Arsenic is a human bladder
carcinogen.
Arsenic is methylated to both monomethyl and dimethyl metabolites which have been detected in human urine. The trivalent methylated
arsenicals are more toxic than inorganic
arsenic. It is unknown if these trivalent methylated metabolites can directly cause malignant transformation in human cells. The goal of this study is determine if
monomethylarsonous acid (
MMA(III)) can induce malignant transformation in a human bladder urothelial cell line. To address this goal, a non-tumorigenic human urothelial cell line (UROtsa) was continuously exposed to 0.05 muM
MMA(III) for 52 weeks. Hyperproliferation was the first phenotypic change observed in exposed UROtsa (URO-MSC). After 12 weeks of exposure, doubling time had decreased from 42 h in unexposed control cells to 27 h in URO-MSC. Hyperproliferation continued to be a quality possessed by the URO-MSC cells after both 24 and 52 weeks of exposure to
MMA(III), which had a 40-50% reduction in doubling time. Throughout the 52-week exposure, URO-MSC cells retained an epithelial morphology with subtle morphological differences from control cells. 24 weeks of
MMA(III) exposure was required to induce anchorage-independent growth as detected by colony formation in soft
agar, a characteristic not found in UROtsa cells.

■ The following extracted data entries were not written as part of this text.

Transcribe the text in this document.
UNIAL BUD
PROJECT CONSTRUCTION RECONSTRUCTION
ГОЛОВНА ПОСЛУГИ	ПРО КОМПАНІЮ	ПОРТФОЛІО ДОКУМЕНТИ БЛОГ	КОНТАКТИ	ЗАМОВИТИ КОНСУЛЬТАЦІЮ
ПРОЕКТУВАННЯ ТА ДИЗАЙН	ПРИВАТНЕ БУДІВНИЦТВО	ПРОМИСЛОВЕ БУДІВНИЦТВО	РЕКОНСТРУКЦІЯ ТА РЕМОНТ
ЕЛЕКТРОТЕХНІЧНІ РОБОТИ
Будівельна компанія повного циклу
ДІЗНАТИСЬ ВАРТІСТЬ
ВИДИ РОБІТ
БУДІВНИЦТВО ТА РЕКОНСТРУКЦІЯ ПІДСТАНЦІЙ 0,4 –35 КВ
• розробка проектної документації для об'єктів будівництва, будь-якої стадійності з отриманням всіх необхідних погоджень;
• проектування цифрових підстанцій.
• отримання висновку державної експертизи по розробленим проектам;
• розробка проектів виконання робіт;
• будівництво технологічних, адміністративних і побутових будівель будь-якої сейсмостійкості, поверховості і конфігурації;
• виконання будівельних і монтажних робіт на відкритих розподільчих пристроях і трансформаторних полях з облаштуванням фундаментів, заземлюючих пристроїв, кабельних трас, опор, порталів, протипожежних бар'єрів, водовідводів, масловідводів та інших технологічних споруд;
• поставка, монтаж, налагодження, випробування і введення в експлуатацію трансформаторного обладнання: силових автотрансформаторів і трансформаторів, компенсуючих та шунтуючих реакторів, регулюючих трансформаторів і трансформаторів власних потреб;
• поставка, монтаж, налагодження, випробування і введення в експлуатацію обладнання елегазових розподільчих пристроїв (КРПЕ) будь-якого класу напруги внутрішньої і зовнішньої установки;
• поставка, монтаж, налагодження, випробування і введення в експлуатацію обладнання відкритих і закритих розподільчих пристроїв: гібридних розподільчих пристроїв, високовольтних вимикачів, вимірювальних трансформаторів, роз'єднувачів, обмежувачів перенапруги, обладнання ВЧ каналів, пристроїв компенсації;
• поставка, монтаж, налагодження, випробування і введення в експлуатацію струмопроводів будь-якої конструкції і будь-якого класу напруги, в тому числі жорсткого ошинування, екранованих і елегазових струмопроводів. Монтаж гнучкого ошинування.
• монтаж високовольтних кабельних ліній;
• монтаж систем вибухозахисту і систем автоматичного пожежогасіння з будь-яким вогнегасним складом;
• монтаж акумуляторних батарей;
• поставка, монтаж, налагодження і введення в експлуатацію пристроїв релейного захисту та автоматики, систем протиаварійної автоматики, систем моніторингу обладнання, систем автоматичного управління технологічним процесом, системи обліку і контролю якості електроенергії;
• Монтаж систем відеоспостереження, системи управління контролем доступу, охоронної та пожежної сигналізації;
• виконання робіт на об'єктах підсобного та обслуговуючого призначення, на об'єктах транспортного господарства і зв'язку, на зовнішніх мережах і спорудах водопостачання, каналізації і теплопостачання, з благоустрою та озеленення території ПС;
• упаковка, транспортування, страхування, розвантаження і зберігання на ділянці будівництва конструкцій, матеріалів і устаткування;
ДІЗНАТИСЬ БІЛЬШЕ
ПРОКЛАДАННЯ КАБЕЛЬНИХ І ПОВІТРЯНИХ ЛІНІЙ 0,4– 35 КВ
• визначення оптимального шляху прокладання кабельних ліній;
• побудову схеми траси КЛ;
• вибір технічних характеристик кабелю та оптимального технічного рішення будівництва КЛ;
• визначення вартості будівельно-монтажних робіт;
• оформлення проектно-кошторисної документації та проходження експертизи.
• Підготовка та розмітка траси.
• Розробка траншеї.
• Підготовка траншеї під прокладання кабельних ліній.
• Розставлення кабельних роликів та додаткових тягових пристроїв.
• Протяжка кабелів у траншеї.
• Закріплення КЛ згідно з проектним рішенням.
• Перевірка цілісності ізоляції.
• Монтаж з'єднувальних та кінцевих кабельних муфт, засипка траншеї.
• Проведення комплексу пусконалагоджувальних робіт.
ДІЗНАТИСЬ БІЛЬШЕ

To further substantiate that malignant transformation had occurred, URO-MSC cells were tested after 24 and 52 weeks of exposure to
MMA(III) for the ability to form
tumors in SCID mice. Enhanced tumorigenicity in SCID mouse xenografts was observed after 52 weeks of treatment with
MMA(III). These observations are the first demonstration of
MMA(III)-induced malignant transformation in a human bladder urothelial cell line and provide important evidence that
MMA(III) may be carcinogenic in human tissues.